I read pretty much anything, from fantasy (City of Stairs by Robert Jackson Bennett) to romance (Bared to You by Sylvia Day) to classics (Heart of Darkness by Joseph Conrad). The only genres I don't read are self-help and comic books/graphic novels.
6/1 - This is a good legal thriller with the ADA's son as the main, if not only, suspect of the murder of a boy from his class. The only evidence of his guilt is the discovery of a single fingerprint on the jacket of the murder victim, with no way of telling when Jacob (the ADA's son) touched the victim; and some hearsay that the victim bullied the defendant given as a reason for motive.
That sounds like very weak evidence to base a homicide case on. If Jacob hadn't been the ADA's son then I don't think the DA would have been so quick to take the case to trial, she didn't want to seem like she was being soft on Jacob because of who his father is. Jack McCoy (long-standing ADA in Law and Order played by Sam Waterstone) would never have gone to trial with such flimsy evidence. I like the way Landay gives us little hints and teasers of what's coming up in the last section of the book. I can see something's going to happen between Andy and Laurie and I'm not as convinced of Jacob's innocence as Andy claims to be. I think Jacob is too smug and some of the evidence that the jury isn't going to see, like the violent porn website and the knife that he owned, plus the off-colour 'jokes' about the murder and his apparent desire for his 15 minutes of fame all add up to a boy that appears a lot more guilty than the actual 'evidence' shows he is.
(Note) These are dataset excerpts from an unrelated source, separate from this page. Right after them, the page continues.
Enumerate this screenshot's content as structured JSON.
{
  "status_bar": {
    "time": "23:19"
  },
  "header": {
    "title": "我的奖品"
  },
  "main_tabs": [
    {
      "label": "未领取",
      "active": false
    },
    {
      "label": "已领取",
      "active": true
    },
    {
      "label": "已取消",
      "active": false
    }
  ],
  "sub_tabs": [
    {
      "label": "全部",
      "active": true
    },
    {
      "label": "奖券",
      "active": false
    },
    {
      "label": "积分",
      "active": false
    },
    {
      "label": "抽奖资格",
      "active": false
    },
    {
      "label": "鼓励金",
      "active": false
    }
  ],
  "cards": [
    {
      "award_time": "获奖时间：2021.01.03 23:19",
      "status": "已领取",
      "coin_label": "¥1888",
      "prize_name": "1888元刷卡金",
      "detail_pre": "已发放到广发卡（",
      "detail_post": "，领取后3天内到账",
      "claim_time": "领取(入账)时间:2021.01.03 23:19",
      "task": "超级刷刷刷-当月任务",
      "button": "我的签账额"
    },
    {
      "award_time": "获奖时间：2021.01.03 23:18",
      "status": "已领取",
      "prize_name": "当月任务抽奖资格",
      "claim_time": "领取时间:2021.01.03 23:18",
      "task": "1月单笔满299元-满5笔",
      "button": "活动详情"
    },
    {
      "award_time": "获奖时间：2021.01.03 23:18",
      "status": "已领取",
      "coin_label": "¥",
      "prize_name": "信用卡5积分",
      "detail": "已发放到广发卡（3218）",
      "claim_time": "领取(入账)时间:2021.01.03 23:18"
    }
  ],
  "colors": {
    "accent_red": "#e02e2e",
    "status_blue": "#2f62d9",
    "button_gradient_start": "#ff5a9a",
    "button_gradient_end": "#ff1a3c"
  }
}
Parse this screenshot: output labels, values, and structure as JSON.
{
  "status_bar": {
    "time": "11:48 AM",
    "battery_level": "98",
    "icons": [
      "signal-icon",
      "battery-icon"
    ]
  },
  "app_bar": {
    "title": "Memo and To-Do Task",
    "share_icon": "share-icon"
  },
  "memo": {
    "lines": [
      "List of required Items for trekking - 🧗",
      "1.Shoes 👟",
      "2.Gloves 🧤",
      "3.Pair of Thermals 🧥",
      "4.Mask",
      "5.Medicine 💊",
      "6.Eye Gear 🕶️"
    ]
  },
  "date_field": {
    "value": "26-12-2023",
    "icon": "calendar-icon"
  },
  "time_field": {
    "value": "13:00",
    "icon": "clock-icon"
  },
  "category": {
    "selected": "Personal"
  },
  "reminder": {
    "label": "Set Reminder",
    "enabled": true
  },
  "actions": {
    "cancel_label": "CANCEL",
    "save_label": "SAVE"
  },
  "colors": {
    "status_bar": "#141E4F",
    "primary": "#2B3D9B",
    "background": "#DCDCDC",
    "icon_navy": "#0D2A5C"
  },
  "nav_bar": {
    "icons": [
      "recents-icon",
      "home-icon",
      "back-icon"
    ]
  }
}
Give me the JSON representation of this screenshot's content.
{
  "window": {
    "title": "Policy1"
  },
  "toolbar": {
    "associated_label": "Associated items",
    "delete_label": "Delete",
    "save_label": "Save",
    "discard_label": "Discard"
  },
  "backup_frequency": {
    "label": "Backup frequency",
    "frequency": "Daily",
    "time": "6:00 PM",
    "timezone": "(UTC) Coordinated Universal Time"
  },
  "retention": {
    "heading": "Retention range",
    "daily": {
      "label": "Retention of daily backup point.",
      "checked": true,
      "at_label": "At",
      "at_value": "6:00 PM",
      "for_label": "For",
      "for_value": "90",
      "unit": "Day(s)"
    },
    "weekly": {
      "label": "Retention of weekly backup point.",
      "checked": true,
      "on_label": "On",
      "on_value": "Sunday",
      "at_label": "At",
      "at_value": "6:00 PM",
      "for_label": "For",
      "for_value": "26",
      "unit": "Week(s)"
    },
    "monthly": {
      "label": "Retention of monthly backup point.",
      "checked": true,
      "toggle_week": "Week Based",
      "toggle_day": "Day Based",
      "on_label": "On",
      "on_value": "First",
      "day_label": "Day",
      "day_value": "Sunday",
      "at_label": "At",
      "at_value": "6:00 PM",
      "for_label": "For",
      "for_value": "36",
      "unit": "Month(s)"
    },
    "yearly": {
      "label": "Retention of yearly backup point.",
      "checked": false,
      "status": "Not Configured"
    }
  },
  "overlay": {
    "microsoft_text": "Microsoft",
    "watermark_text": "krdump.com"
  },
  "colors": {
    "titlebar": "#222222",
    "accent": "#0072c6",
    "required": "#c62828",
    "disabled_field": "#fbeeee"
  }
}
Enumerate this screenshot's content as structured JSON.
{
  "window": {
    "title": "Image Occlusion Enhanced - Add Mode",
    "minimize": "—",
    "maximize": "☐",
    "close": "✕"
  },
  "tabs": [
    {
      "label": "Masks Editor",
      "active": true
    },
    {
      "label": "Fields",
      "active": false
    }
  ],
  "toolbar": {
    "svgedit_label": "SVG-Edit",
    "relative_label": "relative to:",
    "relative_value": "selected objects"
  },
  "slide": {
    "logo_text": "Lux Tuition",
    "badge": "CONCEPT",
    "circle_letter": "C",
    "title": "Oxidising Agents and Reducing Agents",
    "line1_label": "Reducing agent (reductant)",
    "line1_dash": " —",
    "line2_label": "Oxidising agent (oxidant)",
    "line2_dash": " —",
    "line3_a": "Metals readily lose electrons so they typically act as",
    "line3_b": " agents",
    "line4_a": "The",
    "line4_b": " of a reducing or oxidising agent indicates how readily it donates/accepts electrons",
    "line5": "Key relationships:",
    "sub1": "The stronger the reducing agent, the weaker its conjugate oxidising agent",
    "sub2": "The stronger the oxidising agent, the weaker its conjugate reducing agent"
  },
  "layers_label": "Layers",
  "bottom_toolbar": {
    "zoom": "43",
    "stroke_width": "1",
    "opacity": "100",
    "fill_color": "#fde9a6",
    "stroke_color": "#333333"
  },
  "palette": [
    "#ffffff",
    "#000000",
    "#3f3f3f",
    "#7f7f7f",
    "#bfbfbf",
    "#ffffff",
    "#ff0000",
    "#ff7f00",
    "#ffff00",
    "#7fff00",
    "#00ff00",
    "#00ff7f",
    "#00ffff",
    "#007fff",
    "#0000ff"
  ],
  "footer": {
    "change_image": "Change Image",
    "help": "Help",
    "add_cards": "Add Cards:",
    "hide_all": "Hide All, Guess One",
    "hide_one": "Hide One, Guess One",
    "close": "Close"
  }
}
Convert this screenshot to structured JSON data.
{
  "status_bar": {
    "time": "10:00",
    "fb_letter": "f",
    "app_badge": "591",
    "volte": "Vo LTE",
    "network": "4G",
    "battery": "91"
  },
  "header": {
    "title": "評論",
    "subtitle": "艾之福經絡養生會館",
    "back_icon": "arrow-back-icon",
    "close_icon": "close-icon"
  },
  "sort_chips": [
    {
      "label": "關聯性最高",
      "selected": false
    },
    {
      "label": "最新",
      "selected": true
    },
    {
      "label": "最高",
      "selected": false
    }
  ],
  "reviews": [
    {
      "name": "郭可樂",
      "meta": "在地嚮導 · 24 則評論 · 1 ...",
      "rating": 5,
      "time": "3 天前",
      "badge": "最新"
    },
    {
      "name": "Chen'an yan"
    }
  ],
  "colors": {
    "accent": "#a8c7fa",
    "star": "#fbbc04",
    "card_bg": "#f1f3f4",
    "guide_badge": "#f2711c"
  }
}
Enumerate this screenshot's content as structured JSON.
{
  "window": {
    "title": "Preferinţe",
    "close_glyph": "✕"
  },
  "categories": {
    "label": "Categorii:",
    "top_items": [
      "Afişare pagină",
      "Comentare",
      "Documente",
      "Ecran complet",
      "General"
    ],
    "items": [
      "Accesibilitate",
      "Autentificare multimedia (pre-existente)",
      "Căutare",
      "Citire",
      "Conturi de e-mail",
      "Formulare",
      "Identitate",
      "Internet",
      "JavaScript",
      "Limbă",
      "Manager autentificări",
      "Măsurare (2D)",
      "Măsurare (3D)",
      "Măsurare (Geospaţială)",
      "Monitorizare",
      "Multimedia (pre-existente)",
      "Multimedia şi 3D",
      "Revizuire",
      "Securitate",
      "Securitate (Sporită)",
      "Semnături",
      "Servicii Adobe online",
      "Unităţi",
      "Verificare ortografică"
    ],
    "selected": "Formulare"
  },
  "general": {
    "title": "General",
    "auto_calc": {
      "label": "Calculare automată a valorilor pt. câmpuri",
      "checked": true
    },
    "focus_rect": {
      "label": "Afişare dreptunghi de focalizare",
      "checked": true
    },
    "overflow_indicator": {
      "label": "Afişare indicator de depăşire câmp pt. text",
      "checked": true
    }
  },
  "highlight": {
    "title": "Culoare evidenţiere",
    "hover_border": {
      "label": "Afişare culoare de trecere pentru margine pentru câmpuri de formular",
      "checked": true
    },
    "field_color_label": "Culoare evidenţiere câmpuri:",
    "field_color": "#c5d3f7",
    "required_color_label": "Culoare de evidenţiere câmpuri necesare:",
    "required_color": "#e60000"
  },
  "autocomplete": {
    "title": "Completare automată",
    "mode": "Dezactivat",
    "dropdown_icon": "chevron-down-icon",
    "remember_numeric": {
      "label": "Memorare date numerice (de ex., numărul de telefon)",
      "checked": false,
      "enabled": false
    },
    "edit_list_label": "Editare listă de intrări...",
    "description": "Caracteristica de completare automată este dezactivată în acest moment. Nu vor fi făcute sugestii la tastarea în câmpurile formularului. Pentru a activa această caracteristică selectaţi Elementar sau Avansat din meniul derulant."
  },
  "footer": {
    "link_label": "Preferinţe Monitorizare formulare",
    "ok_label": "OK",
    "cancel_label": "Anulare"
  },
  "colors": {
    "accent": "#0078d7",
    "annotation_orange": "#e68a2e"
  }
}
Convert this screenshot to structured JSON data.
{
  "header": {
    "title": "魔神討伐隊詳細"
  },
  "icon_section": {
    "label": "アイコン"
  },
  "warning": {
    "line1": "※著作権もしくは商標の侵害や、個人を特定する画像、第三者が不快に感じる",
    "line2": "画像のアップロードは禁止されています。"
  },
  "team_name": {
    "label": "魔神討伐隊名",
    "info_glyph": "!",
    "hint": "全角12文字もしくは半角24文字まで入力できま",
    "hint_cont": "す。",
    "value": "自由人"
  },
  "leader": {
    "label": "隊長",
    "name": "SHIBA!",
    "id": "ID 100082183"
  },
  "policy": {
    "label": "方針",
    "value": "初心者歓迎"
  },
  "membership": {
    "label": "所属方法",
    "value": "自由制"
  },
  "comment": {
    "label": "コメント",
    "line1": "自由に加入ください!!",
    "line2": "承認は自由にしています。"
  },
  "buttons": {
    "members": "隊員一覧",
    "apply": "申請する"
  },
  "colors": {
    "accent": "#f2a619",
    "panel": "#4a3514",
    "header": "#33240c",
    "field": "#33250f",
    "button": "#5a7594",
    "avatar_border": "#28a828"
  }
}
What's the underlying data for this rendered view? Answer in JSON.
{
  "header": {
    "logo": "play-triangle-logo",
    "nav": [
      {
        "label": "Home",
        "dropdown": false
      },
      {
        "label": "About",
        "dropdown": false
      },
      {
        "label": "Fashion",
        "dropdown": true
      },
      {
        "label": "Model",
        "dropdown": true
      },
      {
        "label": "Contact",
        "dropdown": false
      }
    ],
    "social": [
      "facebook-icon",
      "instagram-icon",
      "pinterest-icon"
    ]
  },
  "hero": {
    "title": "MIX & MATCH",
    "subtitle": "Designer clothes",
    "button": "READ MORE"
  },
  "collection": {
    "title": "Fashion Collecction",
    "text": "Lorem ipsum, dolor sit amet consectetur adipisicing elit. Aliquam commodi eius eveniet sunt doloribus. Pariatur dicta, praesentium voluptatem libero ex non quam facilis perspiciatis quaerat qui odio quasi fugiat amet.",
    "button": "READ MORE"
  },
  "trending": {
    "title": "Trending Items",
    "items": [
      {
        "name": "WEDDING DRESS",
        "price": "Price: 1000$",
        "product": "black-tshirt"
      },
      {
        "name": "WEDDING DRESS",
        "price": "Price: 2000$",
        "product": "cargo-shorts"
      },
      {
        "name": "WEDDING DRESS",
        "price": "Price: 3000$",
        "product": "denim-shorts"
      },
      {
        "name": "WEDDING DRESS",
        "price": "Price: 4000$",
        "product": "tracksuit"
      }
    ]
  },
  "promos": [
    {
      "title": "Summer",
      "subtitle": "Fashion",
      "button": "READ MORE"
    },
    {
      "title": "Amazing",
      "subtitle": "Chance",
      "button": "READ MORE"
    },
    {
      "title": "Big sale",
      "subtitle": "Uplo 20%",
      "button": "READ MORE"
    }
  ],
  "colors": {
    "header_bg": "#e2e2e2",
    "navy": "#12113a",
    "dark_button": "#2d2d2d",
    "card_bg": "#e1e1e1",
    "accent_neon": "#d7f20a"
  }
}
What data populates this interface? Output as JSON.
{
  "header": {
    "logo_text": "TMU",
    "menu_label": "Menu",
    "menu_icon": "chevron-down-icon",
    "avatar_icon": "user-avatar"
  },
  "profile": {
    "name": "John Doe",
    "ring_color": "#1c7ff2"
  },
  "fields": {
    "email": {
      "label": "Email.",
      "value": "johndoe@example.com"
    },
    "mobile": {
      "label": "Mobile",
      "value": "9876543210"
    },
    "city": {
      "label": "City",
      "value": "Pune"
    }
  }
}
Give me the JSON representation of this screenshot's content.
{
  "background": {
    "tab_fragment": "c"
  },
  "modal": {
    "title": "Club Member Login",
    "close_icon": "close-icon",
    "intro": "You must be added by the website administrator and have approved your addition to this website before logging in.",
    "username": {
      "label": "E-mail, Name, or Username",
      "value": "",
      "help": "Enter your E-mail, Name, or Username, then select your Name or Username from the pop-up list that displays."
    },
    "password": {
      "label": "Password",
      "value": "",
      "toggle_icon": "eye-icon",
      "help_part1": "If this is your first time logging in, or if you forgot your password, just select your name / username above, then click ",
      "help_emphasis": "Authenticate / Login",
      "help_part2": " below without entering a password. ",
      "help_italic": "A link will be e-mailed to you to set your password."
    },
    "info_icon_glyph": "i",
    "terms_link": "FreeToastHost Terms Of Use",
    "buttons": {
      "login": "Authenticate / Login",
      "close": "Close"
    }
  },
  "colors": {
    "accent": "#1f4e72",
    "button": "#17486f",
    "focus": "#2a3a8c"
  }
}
8/1 - WARNING: SPOILER AHEAD. I really liked the way the scenes from the courtroom featuring Andy and Logiudice were a trick. As you read it you think you're reading bits from him testifying at Jacob's trial and then suddenly, you realise it's not Jacob's trial it's Laurie's. I thought Jacob might not be innocent and so I wasn't all that surprised when another dead body turned up around Jacob, but I didn't imagine he would be stupid enough to repeat his crime so soon after being set free, plus this time he didn't have ANY obvious motive. Why would he want to kill this girl who was interested in him, unless he's graduated from simply troubled to an actual sociopath. It wasn't made clear, I guess the reader is supposed to make up their own mind. I WAS surprised by the revelation that Laurie killed Jacob. I feel like he has parents who's emotions sat at either end of the spectrum. Laurie didn't believe that Jacob was innocent from the beginning and was constantly planning how to deal with his conviction and sentence as well as how they should deal morally as the parents of a murderer, while Andy believed 100% in Jacob's innocence against all the evidence, even after the second murder (not sure I could be so 100% sure of my child). I don't think either parent handled the situation well, you can't fall apart and you can't implicitly trust whatever your child tells you. I mean, do you trust your 15-year-old when they tell you that they haven't been drinking, even though you can smell the alcohol on their breath? No, so why would you trust, without any qualifications, what you're child tells you about a much more serious crime? Anyway, despite my problems with Andy's naivete and Laurie's idiotic belief in the 'murder gene' I really enjoyed the story especially the misdirection angle.